Kiew - Für den effektiven Einsatz von Drohnen in Kriegen sind mehrere Dinge entscheidend, darunter die maximale Distanz zum Flugkörper und die daraus resultierende Sicherheit des Piloten. Denn umso weiter Piloten von der Front entfernt ihre Drohne steuern können, umso schwieriger ist es für die feindliche Aufklärung, die Piloten zu finden und auszuschalten.

Mehrere ukrainische Firmen arbeiten an solchen modernen Drohnensystemen, die im Ukraine-Krieg zum Einsatz kommen. Eines dieser Unternehmen heißt Himera. Seit einiger Zeit nutzen ukrainische Soldaten an der Front bereits das Funkgerät Himera G1. Nun testet der Hersteller einem Bericht der ukrainischen Onlineseite Defense Express zufolge Weiterentwicklungen für Drohnenpiloten.

Drohnen mit mehr Reichweite: Werden ukrainische Drohnenpiloten so „unsichtbar“?

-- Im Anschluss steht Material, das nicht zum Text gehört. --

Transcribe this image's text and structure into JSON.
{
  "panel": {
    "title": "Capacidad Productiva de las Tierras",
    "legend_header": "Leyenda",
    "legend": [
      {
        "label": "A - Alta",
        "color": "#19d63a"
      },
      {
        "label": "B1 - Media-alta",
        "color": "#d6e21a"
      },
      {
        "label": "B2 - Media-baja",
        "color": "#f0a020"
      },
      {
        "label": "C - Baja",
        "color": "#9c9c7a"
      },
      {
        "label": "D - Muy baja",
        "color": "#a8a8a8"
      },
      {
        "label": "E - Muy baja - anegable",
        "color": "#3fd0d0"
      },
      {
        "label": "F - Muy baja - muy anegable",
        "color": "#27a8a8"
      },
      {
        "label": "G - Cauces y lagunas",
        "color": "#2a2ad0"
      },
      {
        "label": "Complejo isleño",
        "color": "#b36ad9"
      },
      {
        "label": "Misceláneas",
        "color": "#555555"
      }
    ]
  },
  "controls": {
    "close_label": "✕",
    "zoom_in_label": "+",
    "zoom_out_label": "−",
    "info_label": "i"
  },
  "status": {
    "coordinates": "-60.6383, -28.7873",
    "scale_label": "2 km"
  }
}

Ein Sprecher des Unternehmens sagte gegenüber der Seite, es tüftele gerade an einem militärtauglichem Modem, das an Drohnen befestigt werden könnte. Es soll mit dem sogenannten FHSS-Verfahren arbeiten, kurz für Frequency Hopping Spread Spectrum oder auf Deutsch Frequenzsprungverfahren. Damit können Daten drahtlos und sicher übertragen werden - auch auf größere Entfernungen. Ein weiterer Vorteil laut dem Sprecher: Das Modem bestehe aus Komponenten, die auf dem kommerziellen Markt erhältlich seien. Dadurch sei die Produktion billig und in hoher Stückzahl herstellbar.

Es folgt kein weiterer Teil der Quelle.